I get a different PD from different places, and even going back several times to the same place I get slightly different PDs, all using the PD omiter or whatever the device you look into is called. First, it was different on each side, then it was the same, then after trying again really hard, they are both the same and larger. I have ranged from 63 to 65, and like I said, sometimes my monocular PDs have been different, some times the same. I asked them to check my near PD, and they sometimes say "we don't do that" to ok, and I got a 59, which is unusually lower than my distance.
For most people, a couple mm won't matter, but if you are like me and have progressives, it can make a big difference, or if you have prism.
I am finally happy with the 3rd measurement I got from Costco (65/59), because we tried it a bunch of times and two different people taking it. Another time though, two different machines gave slightly different readings. The 65 mostly matches my own eye-dot experiments and my wife reading me using various tecniques we got of the net.
Going to an optician and paying more might be worth it if more of them knew what they were doing. It seems tough to get someone that is not an idiot, or can't be bothered to get it right for the special cases. Costco so far has been good to me, mostly. I can return the glasses whenever I want if they don't work. Online, I have had several glasses not work right and I hate being bothered to mail things back.
- At July 6, 2008 at 1:14 AM Anonymous said...
Near pd is always 3mm less than distance pd. Exception for "hypertelorism" - it is then possibly 4mm less. I'm sure all you semi-educated net nerds will enjoy googling the "above".

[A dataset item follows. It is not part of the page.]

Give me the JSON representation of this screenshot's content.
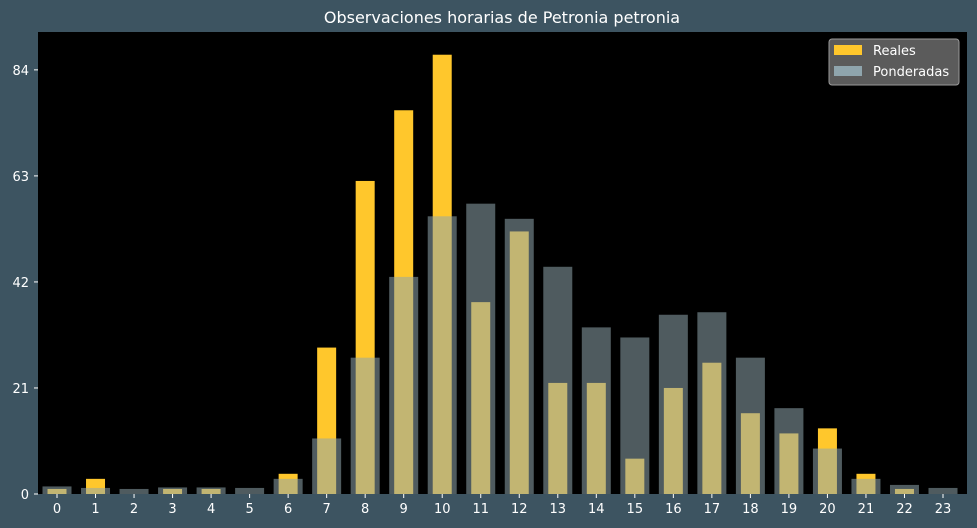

Variations with pupillometers means that one or both units were resting off-centre when placed on the bridge of your nose. If you have previously fractured your nasal septum, or if you look like Shrek, then expect problems.
So Shrek, request that your frames are "dotted up" for accuracy. This removes any discrepancy between the mounting position of the chosen frame, and that of the p'ometer. Or get a nose job. Try www.eightdollarfacialreconstruction.tightarse.netnerd.you.
You CANNOT have a 65/59 pd. Goes to show how we have to deal with know-all clients, who waste our time and contribute to overheads that drive up our cost structure.
If you want to bitch re price, ask the shopping centre owners why they charge $120k for the shop site. Gross margins of 600% dwarf the final margin of 8-15% after all costs.
If anyone chooses to counter with comment such as accommodative esotropia / convergence excess could (although unlikely) account for a 65/59 pd, sadly this is my first and last "blog". I found this site by accident, and don't feel the need to return to it to be enlightened by half- or quarterwits whose little bit of knowledge is worse than having none at all.
Trust who shall all feel witty rebutting my blurb, and feel very important doing so.
I however, will be talking to REAL people. I pity myself for wasting the last few mins on this.
- At July 10, 2008 at 10:32 PM Anonymous said...
Wow, these guys are really scared. One almost feels bad for them. Not quite, but almost.
Anonymous and his colleagues would be better served by alleviating the sort of problems Marko encountered and thereby perhaps creating the perception that they provide a service worth their prices.
I pity the "real people" who have to deal with his sanctimony in person.